The statement was so astonishing that Savage leaned forward, trying to repress the force in his voice. “That goes against everything that …”
“Japan has accomplished since the end of the American occupation.” Taro gestured in agreement. “The economic miracle. Japan has become the most financially powerful nation on earth. What it failed to do militarily in the thirties and forties, it achieved industrially in the seventies and eighties. It subdues other countries economically. We bombed Hawaii in nineteen forty-one but failed to capture it. Now we're buying it. And huge chunks of mainland America and other nations as well. But at a cost beyond money, a terrible penalty, the increasing destruction of our culture.”
“I still don't…” Savage squeezed his thighs, frustrated. “What does Shirai want?”
“I mentioned that his ancestors date back to sixteen hundred, the beginning of the Tokugawa Shogunate.

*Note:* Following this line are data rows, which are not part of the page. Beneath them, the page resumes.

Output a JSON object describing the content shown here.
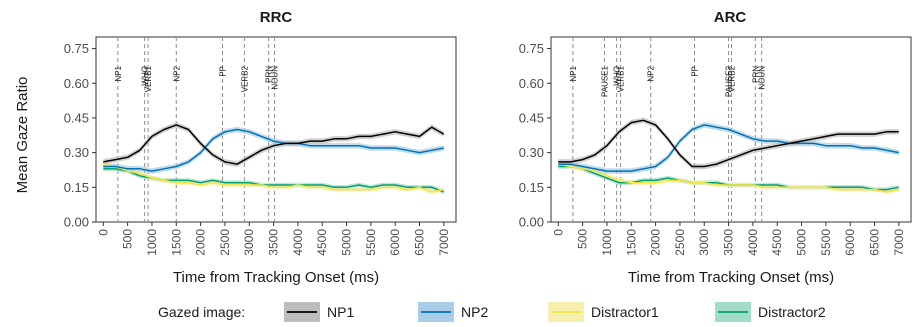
{
  "chart_data": {
    "type": "line",
    "ylabel": "Mean Gaze Ratio",
    "xlabel": "Time from Tracking Onset (ms)",
    "ylim": [
      0.0,
      0.8
    ],
    "yticks": [
      0.0,
      0.15,
      0.3,
      0.45,
      0.6,
      0.75
    ],
    "ytick_labels": [
      "0.00",
      "0.15",
      "0.30",
      "0.45",
      "0.60",
      "0.75"
    ],
    "xlim": [
      -150,
      7250
    ],
    "xticks": [
      0,
      500,
      1000,
      1500,
      2000,
      2500,
      3000,
      3500,
      4000,
      4500,
      5000,
      5500,
      6000,
      6500,
      7000
    ],
    "xtick_labels": [
      "0",
      "500",
      "1000",
      "1500",
      "2000",
      "2500",
      "3000",
      "3500",
      "4000",
      "4500",
      "5000",
      "5500",
      "6000",
      "6500",
      "7000"
    ],
    "grid": false,
    "legend": {
      "title": "Gazed image:",
      "position": "bottom",
      "entries": [
        "NP1",
        "NP2",
        "Distractor1",
        "Distractor2"
      ]
    },
    "series_colors": {
      "NP1": "#000000",
      "NP2": "#0072B2",
      "Distractor1": "#F0E442",
      "Distractor2": "#009E73"
    },
    "series_fill_colors": {
      "NP1": "#bdbdbd",
      "NP2": "#a9cde6",
      "Distractor1": "#f6efb0",
      "Distractor2": "#a3dcc8"
    },
    "panels": [
      {
        "title": "RRC",
        "events": [
          {
            "label": "NP1",
            "x": 300
          },
          {
            "label": "WHO",
            "x": 850
          },
          {
            "label": "VERB1",
            "x": 920
          },
          {
            "label": "NP2",
            "x": 1500
          },
          {
            "label": "PP",
            "x": 2450
          },
          {
            "label": "VERB2",
            "x": 2900
          },
          {
            "label": "PRN",
            "x": 3400
          },
          {
            "label": "NOUN",
            "x": 3520
          }
        ],
        "x": [
          0,
          250,
          500,
          750,
          1000,
          1250,
          1500,
          1750,
          2000,
          2250,
          2500,
          2750,
          3000,
          3250,
          3500,
          3750,
          4000,
          4250,
          4500,
          4750,
          5000,
          5250,
          5500,
          5750,
          6000,
          6250,
          6500,
          6750,
          7000
        ],
        "series": [
          {
            "name": "NP1",
            "values": [
              0.26,
              0.27,
              0.28,
              0.31,
              0.37,
              0.4,
              0.42,
              0.4,
              0.34,
              0.29,
              0.26,
              0.25,
              0.28,
              0.31,
              0.33,
              0.34,
              0.34,
              0.35,
              0.35,
              0.36,
              0.36,
              0.37,
              0.37,
              0.38,
              0.39,
              0.38,
              0.37,
              0.41,
              0.38
            ],
            "band": 0.012
          },
          {
            "name": "NP2",
            "values": [
              0.24,
              0.24,
              0.23,
              0.23,
              0.22,
              0.23,
              0.24,
              0.26,
              0.3,
              0.36,
              0.39,
              0.4,
              0.39,
              0.37,
              0.35,
              0.34,
              0.34,
              0.33,
              0.33,
              0.33,
              0.33,
              0.33,
              0.32,
              0.32,
              0.32,
              0.31,
              0.3,
              0.31,
              0.32
            ],
            "band": 0.012
          },
          {
            "name": "Distractor1",
            "values": [
              0.25,
              0.24,
              0.22,
              0.21,
              0.19,
              0.18,
              0.17,
              0.17,
              0.16,
              0.17,
              0.16,
              0.16,
              0.16,
              0.16,
              0.15,
              0.15,
              0.16,
              0.15,
              0.15,
              0.14,
              0.14,
              0.14,
              0.14,
              0.15,
              0.15,
              0.14,
              0.15,
              0.13,
              0.14
            ],
            "band": 0.01
          },
          {
            "name": "Distractor2",
            "values": [
              0.23,
              0.23,
              0.22,
              0.2,
              0.19,
              0.18,
              0.18,
              0.18,
              0.17,
              0.18,
              0.17,
              0.17,
              0.17,
              0.16,
              0.16,
              0.16,
              0.16,
              0.16,
              0.16,
              0.15,
              0.15,
              0.16,
              0.15,
              0.16,
              0.16,
              0.15,
              0.15,
              0.15,
              0.13
            ],
            "band": 0.01
          }
        ]
      },
      {
        "title": "ARC",
        "events": [
          {
            "label": "NP1",
            "x": 300
          },
          {
            "label": "PAUSE1",
            "x": 950
          },
          {
            "label": "WHO",
            "x": 1200
          },
          {
            "label": "VERB1",
            "x": 1280
          },
          {
            "label": "NP2",
            "x": 1900
          },
          {
            "label": "PP",
            "x": 2800
          },
          {
            "label": "PAUSE2",
            "x": 3500
          },
          {
            "label": "VERB2",
            "x": 3560
          },
          {
            "label": "PRN",
            "x": 4050
          },
          {
            "label": "NOUN",
            "x": 4180
          }
        ],
        "x": [
          0,
          250,
          500,
          750,
          1000,
          1250,
          1500,
          1750,
          2000,
          2250,
          2500,
          2750,
          3000,
          3250,
          3500,
          3750,
          4000,
          4250,
          4500,
          4750,
          5000,
          5250,
          5500,
          5750,
          6000,
          6250,
          6500,
          6750,
          7000
        ],
        "series": [
          {
            "name": "NP1",
            "values": [
              0.26,
              0.26,
              0.27,
              0.29,
              0.33,
              0.39,
              0.43,
              0.44,
              0.42,
              0.36,
              0.29,
              0.24,
              0.24,
              0.25,
              0.27,
              0.29,
              0.31,
              0.32,
              0.33,
              0.34,
              0.35,
              0.36,
              0.37,
              0.38,
              0.38,
              0.38,
              0.38,
              0.39,
              0.39
            ],
            "band": 0.012
          },
          {
            "name": "NP2",
            "values": [
              0.25,
              0.25,
              0.24,
              0.23,
              0.22,
              0.22,
              0.22,
              0.23,
              0.24,
              0.28,
              0.35,
              0.4,
              0.42,
              0.41,
              0.4,
              0.38,
              0.36,
              0.35,
              0.35,
              0.34,
              0.34,
              0.34,
              0.33,
              0.33,
              0.33,
              0.32,
              0.32,
              0.31,
              0.3
            ],
            "band": 0.012
          },
          {
            "name": "Distractor1",
            "values": [
              0.25,
              0.24,
              0.23,
              0.22,
              0.2,
              0.18,
              0.17,
              0.17,
              0.17,
              0.18,
              0.18,
              0.17,
              0.17,
              0.16,
              0.16,
              0.16,
              0.16,
              0.15,
              0.15,
              0.15,
              0.15,
              0.15,
              0.15,
              0.14,
              0.14,
              0.14,
              0.14,
              0.13,
              0.14
            ],
            "band": 0.01
          },
          {
            "name": "Distractor2",
            "values": [
              0.24,
              0.24,
              0.23,
              0.21,
              0.19,
              0.17,
              0.17,
              0.18,
              0.18,
              0.19,
              0.18,
              0.17,
              0.17,
              0.17,
              0.16,
              0.16,
              0.16,
              0.16,
              0.16,
              0.15,
              0.15,
              0.15,
              0.15,
              0.15,
              0.15,
              0.15,
              0.14,
              0.14,
              0.15
            ],
            "band": 0.01
          }
        ]
      }
    ]
  }
}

Did Akira explain what happened then?” Taro asked.
“Only briefly. There was too much to know, too little time for him to …
You
tell me.”
“I hope you appreciate the value of history.”
“I was trained to believe it's imperative to learn from mistakes, if that's what you mean,” Savage said.
“Not only mistakes but successes.” Taro braced his shoulders. Despite his frail body, he seemed to grow in stature. His eyes again assumed a faraway gaze. “History … During the middle ages, Japan was inundated by foreign cultures. The Chinese, the Koreans, the Portuguese, the English, the Spanish, the Dutch. To be sure, not all of these influences were bad. The Chinese gave us Buddhism and Confucianism, for example, as well as a system of writing and an administrative system. On the negative side, the Portuguese introduced firearms, which quickly spread throughout Japan and almost destroyed
bushido,
the ancient noble Way of the warrior and the sword. The Spaniards introduced Christianity, which attempted to displace the gods, to deny that Japanese were divinely descended from Amaterasu.
“In sixteen hundred, Tokugawa Iyeyasu defeated various Japanese warlords and gained control of Japan. He and his descendants returned Japan to the Japanese. One by one, he banned foreigners. The English, the Spanish, the Portuguese … all were expelled. The only exception was a small Dutch trading post on a southwestern island near Nagasaki. Christianity was exterminated. Travel to foreign countries was forbidden. Ships capable of reaching the Asian mainland were destroyed. Only small fishing boats, their designs restricting them to hugging the coast, were allowed to be built. And the consequence?” Taro smiled. “For more than two hundred years, Japan was shut off from the rest of the world. We experienced—enjoyed—continuous peace and the greatest blossoming of Japanese culture. Paradise.”
At once the old man's face darkened. “But all of that ended in eighteen fifty-three when your countryman, Commodore Perry, anchored his squadron of American warships in Yokohama Bay. They are still known by their bleak prophetic color. Perry's
black
ships. He demanded that Japan reopen its borders to foreign trade. Soon the Shogunate fell. The emperor, formerly kept in seclusion in Kyoto, was moved to Edo, which soon changed its name to Tokyo, where the emperor became the figurehead ruler for politicians eager to exercise power. It's called the Meiji Restoration. I believe in the emperor, but because of that restoration, the
gaijin
contamination resumed … increased … worsened.”